L'argument de M. Van Oven, qui estime que Schengen et l'Union européenne doivent aller de Pair, est beaucoup plus pertinent. Mais, pour européaniser Schengen, il faudra permettre aux cinq États nordiques d'adhérer en même temps, puisqu'ils ne voudront certainement pas renoncer à leur Union des passeports.

Même en dehors du contexte de l'adhésion de la Norvège et de l'Islande, il existe des divergences d'opinion fondamentales à propos du rôle de la Cour de justice.
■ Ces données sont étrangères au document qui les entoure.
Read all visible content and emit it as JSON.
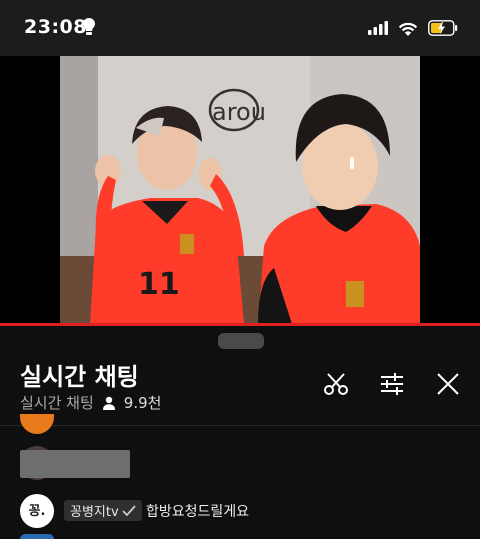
{
  "status_bar": {
    "time": "23:08",
    "battery": "charging"
  },
  "chat": {
    "title": "실시간 채팅",
    "subtitle": "실시간 채팅",
    "viewers": "9.9천"
  },
  "message": {
    "avatar_text": "꽁.",
    "author": "꽁병지tv",
    "text": "합방요청드릴게요"
  },
  "video": {
    "wall_logo": "arou"
  },
  "colors": {
    "accent": "#e02020",
    "jersey": "#ff3c2a",
    "orange_avatar": "#e97a1b"
  },
  "icons": [
    "lightbulb-icon",
    "signal-icon",
    "wifi-icon",
    "battery-icon",
    "people-icon",
    "scissors-icon",
    "sliders-icon",
    "close-icon",
    "verified-check-icon"
  ]
}
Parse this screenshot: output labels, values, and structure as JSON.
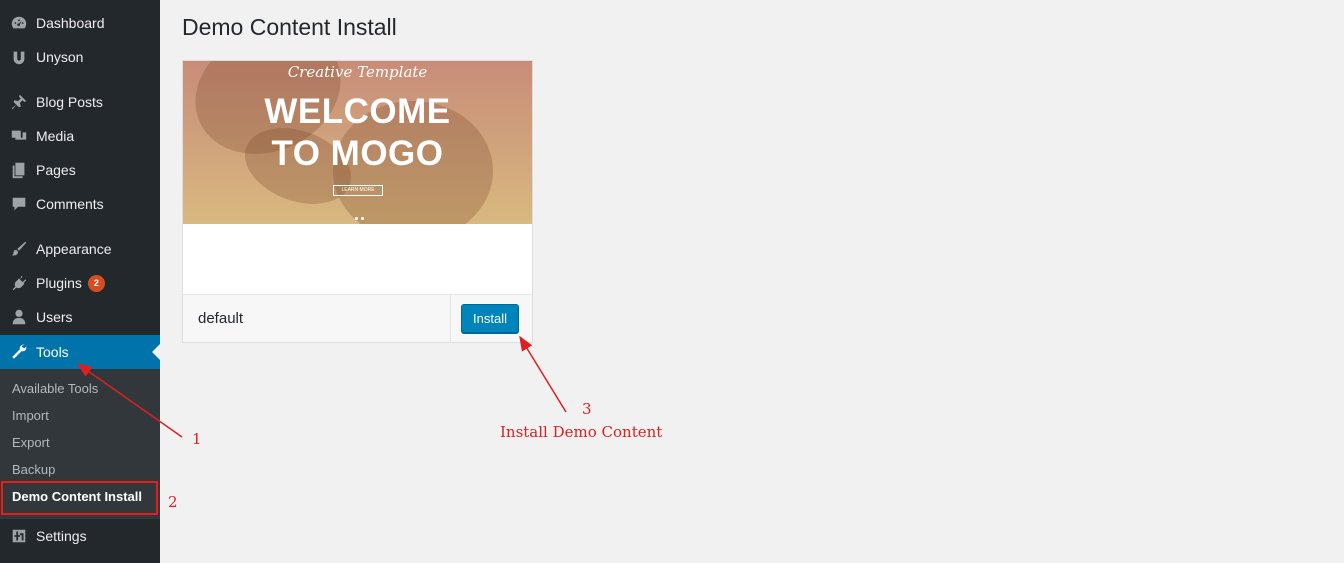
{
  "sidebar": {
    "items": [
      {
        "label": "Dashboard",
        "icon": "dashboard-icon"
      },
      {
        "label": "Unyson",
        "icon": "unyson-icon"
      },
      {
        "label": "Blog Posts",
        "icon": "pin-icon"
      },
      {
        "label": "Media",
        "icon": "media-icon"
      },
      {
        "label": "Pages",
        "icon": "pages-icon"
      },
      {
        "label": "Comments",
        "icon": "comments-icon"
      },
      {
        "label": "Appearance",
        "icon": "brush-icon"
      },
      {
        "label": "Plugins",
        "icon": "plug-icon",
        "badge": "2"
      },
      {
        "label": "Users",
        "icon": "user-icon"
      },
      {
        "label": "Tools",
        "icon": "wrench-icon"
      },
      {
        "label": "Settings",
        "icon": "sliders-icon"
      }
    ],
    "submenu": [
      "Available Tools",
      "Import",
      "Export",
      "Backup",
      "Demo Content Install"
    ]
  },
  "main": {
    "title": "Demo Content Install",
    "card": {
      "preview_script": "Creative Template",
      "preview_heading_line1": "WELCOME",
      "preview_heading_line2": "TO MOGO",
      "preview_button": "LEARN MORE",
      "name": "default",
      "install_label": "Install"
    }
  },
  "annotations": {
    "label1": "1",
    "label2": "2",
    "label3": "3",
    "label3_text": "Install Demo Content",
    "color": "#e02020"
  },
  "colors": {
    "sidebar_bg": "#23282d",
    "active_bg": "#0073aa",
    "button_bg": "#0085ba",
    "badge_bg": "#d54e21"
  }
}
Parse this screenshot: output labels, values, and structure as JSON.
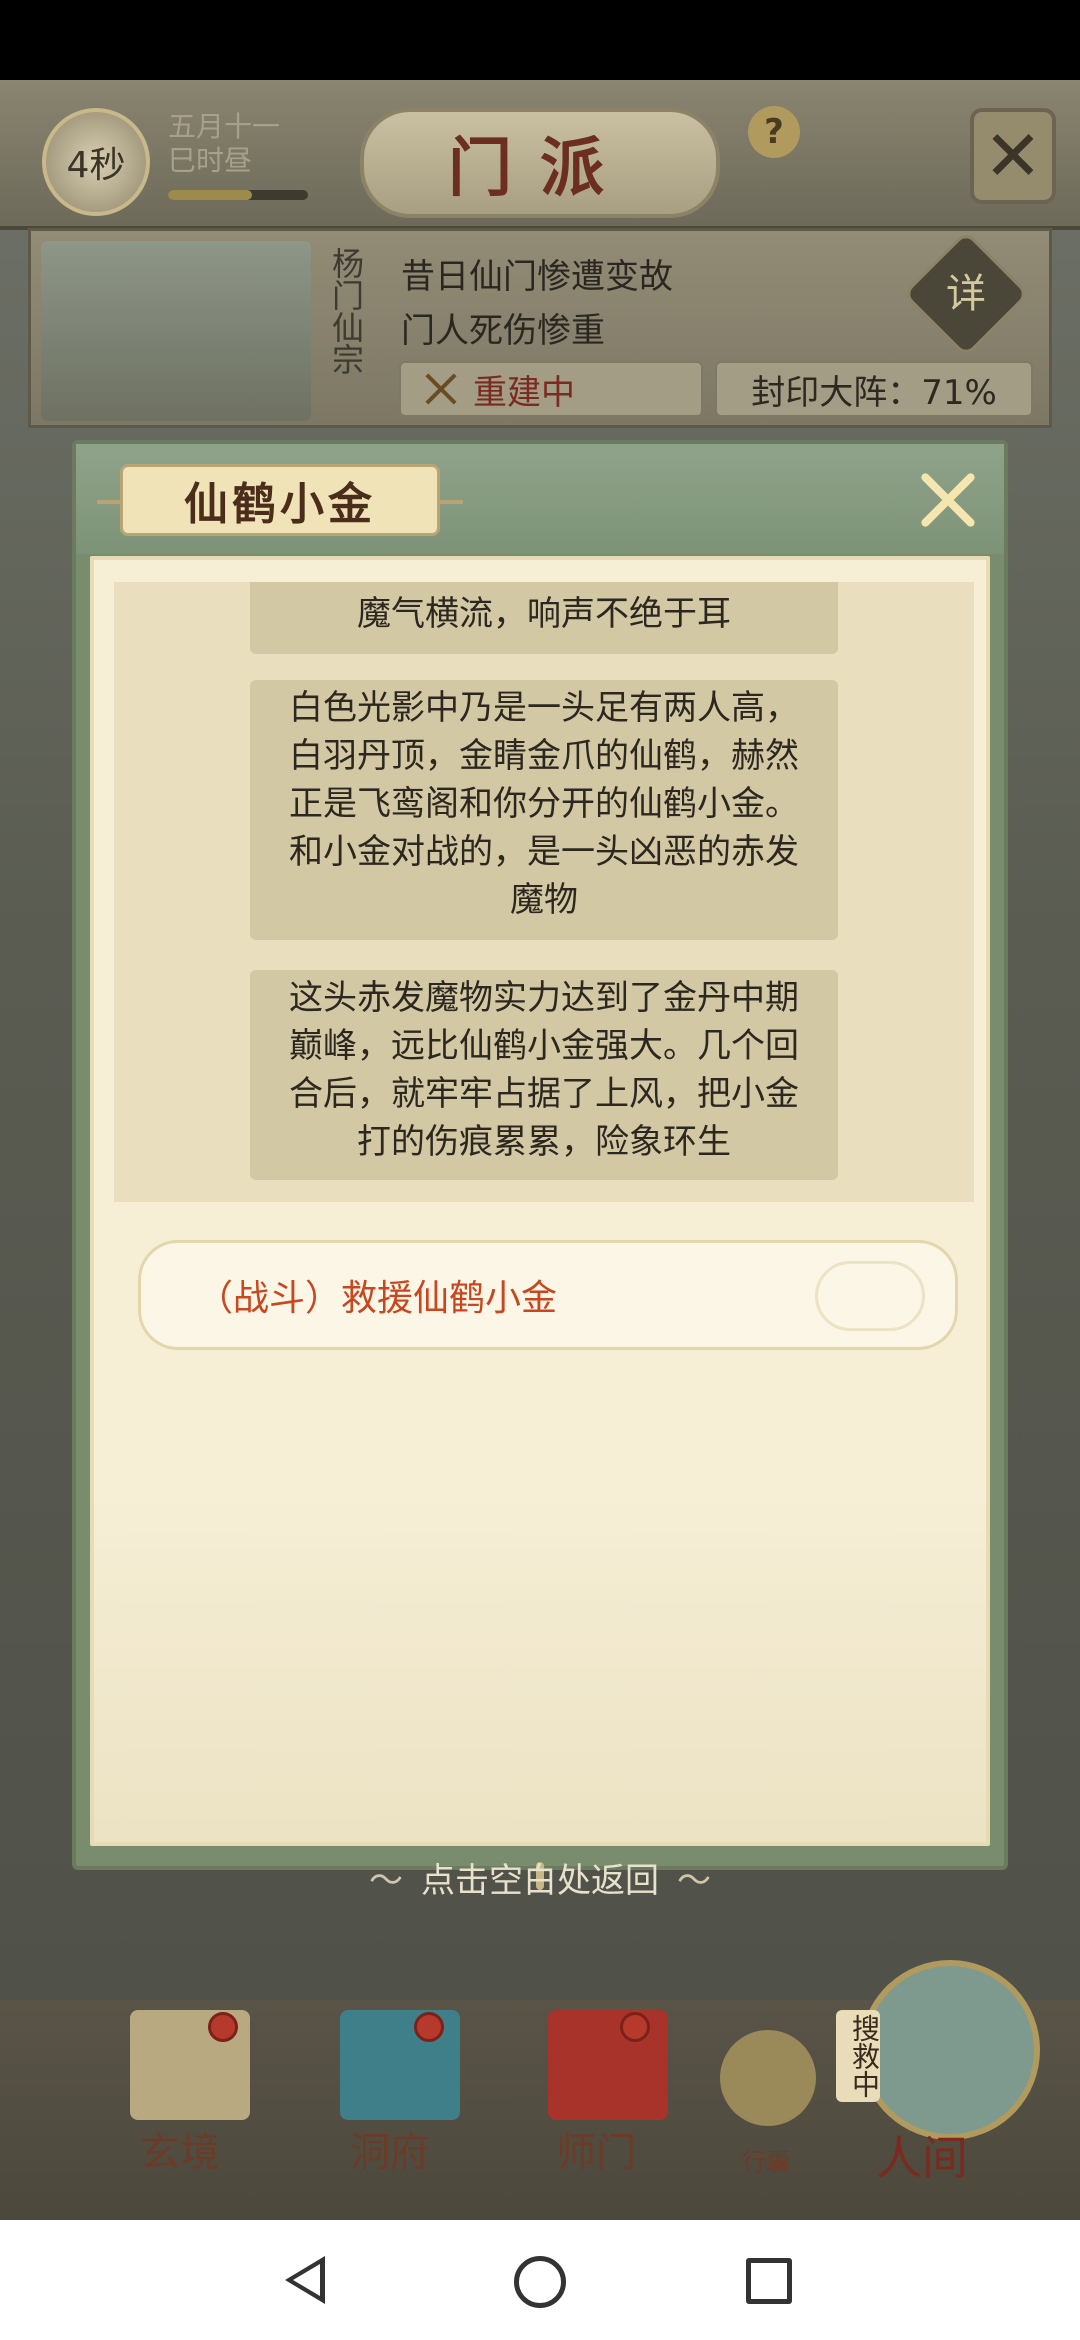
{
  "header": {
    "timer": "4秒",
    "date_line1": "五月十一",
    "date_line2": "巳时昼",
    "title": "门派",
    "help_label": "?"
  },
  "sect": {
    "name": "杨门仙宗",
    "line1": "昔日仙门惨遭变故",
    "line2": "门人死伤惨重",
    "detail_label": "详",
    "rebuild_status": "重建中",
    "seal_status": "封印大阵：71%"
  },
  "modal": {
    "title": "仙鹤小金",
    "story": [
      "魔气横流，响声不绝于耳",
      "白色光影中乃是一头足有两人高，白羽丹顶，金睛金爪的仙鹤，赫然正是飞鸾阁和你分开的仙鹤小金。和小金对战的，是一头凶恶的赤发魔物",
      "这头赤发魔物实力达到了金丹中期巅峰，远比仙鹤小金强大。几个回合后，就牢牢占据了上风，把小金打的伤痕累累，险象环生"
    ],
    "choice_label": "（战斗）救援仙鹤小金"
  },
  "return_hint": "点击空白处返回",
  "bottom_nav": {
    "items": [
      {
        "label": "玄境"
      },
      {
        "label": "洞府"
      },
      {
        "label": "师门"
      },
      {
        "label": "行囊"
      },
      {
        "label": "人间"
      }
    ],
    "searching_label": "搜救中"
  },
  "colors": {
    "choice_text": "#c84620",
    "modal_frame": "#7a8c6e",
    "parchment": "#f6efd6"
  }
}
M. Van Oven a qualifié mes constructions d'artificielles. En tant que Belge, j'ai quelque expérience en matière de constructions complexes. Je crois d'ailleurs que Schengen tirerait profit de l'adhésion de cinq États qui possèdent une expérience de quarante années déjà dans le cadre d'une Union des passeports. Tant qu'il n'en résulte pas de retards dans l'application de l'accord, je ne vois aucun inconvénient à un élargissement de l'Europe sans frontières.

SYNTHÈSE PAR M. DEES

M. Dees , porte-parole du Parlement Benelux : Il est difficile de faire une synthèse du deuxième volet de cette conférence étant donné que de nombreux Pays ne sont pas intervenus dans la deuxième partie du débat.

À juste titre, les candidats à l'adhésion considèrent les accords de Schengen comme une étape positive apportant une plus-value. Le Benelux et l'Union nordique des passeports ont démontré depuis pas mal de temps qu'un tel système fonctionne.

Les pays de l'Europe de l'Est ambitionnent un ancrage dans les structures européennes. Or, Schengen est un rouage essentiel de ces structures. Il est normal de vouloir honorer ce souhait politique. Il convient toutefois de régler au préalable une série de problèmes, notamment sur le plan institutionnel.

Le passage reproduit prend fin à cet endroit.